There you have it, the essential herbs commonly found in Vietnamese cuisine. The Vietnamese people were way ahead of the build-your-own food trend! Next time you're at a Vietnamese restaurant, try these herb-heavy dishes and choose your own adventure with the herbs!
- Bún Chả Hà Nội
Hà Nội-style vermicelli with grilled pork patties and pork belly. This traditional northern style dish comes with a full plate of herbs: purple perilla, Vietnamese balm, Vietnamese coriander, mint, basil, green lettuce, cilantro, pickled carrots and daikon. Be prepared for an explosion of flavors and freshness!
- Bún bò Hu
A popular noodle soup from Huế, a city in central Việt Nam associated with the cooking style of the former royal court. Bún bò is commonly served with diced green onions, chopped Vietnamese coriander and cilantro, raw sliced onions, thinly sliced banana blossom, mint, purple perilla, and sometimes mung bean sprouts.

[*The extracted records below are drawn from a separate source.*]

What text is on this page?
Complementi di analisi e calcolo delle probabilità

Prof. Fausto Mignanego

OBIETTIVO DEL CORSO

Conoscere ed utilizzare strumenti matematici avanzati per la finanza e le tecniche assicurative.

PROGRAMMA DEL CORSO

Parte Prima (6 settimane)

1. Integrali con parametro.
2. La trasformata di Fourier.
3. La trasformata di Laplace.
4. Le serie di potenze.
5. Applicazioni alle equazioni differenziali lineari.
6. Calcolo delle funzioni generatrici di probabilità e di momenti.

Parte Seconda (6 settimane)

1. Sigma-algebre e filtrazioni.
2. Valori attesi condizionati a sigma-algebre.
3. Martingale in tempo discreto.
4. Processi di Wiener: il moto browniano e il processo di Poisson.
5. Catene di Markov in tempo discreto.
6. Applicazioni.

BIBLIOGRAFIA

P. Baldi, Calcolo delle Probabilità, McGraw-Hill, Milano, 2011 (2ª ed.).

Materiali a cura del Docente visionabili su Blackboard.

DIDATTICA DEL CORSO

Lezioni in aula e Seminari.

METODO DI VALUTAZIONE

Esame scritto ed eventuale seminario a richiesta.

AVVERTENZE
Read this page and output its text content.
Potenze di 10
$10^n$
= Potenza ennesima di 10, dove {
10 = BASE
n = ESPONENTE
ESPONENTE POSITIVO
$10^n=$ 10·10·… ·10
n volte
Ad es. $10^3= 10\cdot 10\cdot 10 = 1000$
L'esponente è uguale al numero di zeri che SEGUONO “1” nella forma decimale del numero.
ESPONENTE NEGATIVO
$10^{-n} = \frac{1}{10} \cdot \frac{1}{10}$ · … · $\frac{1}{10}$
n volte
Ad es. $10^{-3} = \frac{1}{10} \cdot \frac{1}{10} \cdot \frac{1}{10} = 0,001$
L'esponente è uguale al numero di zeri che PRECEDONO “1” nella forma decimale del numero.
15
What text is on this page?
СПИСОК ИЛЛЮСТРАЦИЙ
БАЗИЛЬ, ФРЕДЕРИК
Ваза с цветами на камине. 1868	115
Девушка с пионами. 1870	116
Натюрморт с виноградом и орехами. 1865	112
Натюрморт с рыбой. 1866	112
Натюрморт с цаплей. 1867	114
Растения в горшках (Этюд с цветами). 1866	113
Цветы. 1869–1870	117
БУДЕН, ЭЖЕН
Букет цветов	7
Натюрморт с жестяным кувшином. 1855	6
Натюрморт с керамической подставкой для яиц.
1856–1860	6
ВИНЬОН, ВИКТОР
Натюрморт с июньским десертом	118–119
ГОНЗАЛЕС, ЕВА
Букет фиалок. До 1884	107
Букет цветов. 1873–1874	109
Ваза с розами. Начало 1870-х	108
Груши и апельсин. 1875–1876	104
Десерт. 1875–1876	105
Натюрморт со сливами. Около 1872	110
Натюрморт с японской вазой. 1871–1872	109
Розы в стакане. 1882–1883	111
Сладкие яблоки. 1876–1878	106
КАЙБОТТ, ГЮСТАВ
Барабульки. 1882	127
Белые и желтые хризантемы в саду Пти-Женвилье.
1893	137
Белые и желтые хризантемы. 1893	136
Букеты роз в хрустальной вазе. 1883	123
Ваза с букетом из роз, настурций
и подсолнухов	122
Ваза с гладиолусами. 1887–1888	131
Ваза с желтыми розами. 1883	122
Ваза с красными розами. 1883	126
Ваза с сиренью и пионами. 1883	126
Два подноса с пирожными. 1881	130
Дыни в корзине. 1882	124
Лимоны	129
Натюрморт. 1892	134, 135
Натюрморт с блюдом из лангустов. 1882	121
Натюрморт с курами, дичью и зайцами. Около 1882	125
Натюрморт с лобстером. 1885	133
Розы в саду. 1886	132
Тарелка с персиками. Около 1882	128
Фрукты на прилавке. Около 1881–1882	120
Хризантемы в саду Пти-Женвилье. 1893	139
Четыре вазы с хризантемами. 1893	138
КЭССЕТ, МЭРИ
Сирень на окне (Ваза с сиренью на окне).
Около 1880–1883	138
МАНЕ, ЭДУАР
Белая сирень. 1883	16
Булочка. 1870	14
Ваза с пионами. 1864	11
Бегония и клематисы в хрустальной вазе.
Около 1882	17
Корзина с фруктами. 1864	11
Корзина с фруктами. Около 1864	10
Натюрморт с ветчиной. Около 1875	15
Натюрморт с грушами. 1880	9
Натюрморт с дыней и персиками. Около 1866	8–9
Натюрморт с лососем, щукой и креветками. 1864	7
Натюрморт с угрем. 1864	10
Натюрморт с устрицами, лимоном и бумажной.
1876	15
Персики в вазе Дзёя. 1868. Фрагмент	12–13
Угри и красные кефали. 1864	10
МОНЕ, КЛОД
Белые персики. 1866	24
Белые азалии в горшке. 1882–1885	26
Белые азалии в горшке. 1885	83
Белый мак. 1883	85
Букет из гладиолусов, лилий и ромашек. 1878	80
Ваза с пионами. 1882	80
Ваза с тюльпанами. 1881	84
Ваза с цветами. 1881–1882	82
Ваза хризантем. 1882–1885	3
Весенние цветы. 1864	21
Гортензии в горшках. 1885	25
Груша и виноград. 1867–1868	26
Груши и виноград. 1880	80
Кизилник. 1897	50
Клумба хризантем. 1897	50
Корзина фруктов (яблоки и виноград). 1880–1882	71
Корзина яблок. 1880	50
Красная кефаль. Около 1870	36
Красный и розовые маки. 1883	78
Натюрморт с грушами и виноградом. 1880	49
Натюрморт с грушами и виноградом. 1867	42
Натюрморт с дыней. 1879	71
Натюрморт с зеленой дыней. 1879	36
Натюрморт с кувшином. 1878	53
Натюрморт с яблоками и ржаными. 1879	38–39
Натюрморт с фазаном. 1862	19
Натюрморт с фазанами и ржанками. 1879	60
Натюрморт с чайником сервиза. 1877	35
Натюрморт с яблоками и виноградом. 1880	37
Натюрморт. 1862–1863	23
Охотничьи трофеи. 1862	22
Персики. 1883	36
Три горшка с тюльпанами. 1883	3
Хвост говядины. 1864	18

This ubiquitous beef noodle soup originated from the North and typically comes with a plate full of mung bean sprouts, Thai basil, and sawtooth herb. Pile them up in your bowl!
- Gỏi cuốn
Every region in Việt Nam has its own version of spring roll. But no matter where you go, it’s the same wrapping and rolling process. Typical greens used in spring rolls include green lettuce, mint, garlic chives, cilantro, and cucumber.
- Bún cá Châu Đốc
The fish soup from the Châu Đốc region of Southwestern Việt Nam is distinct in the color of the broth - yellow from the use of turmeric root and lemongrass. Bún cá Châu Đốc comes with a heaping serving of fish mint, spearmint, shredded banana blossoms, chinese watercress, and Egyptian pea blossoms!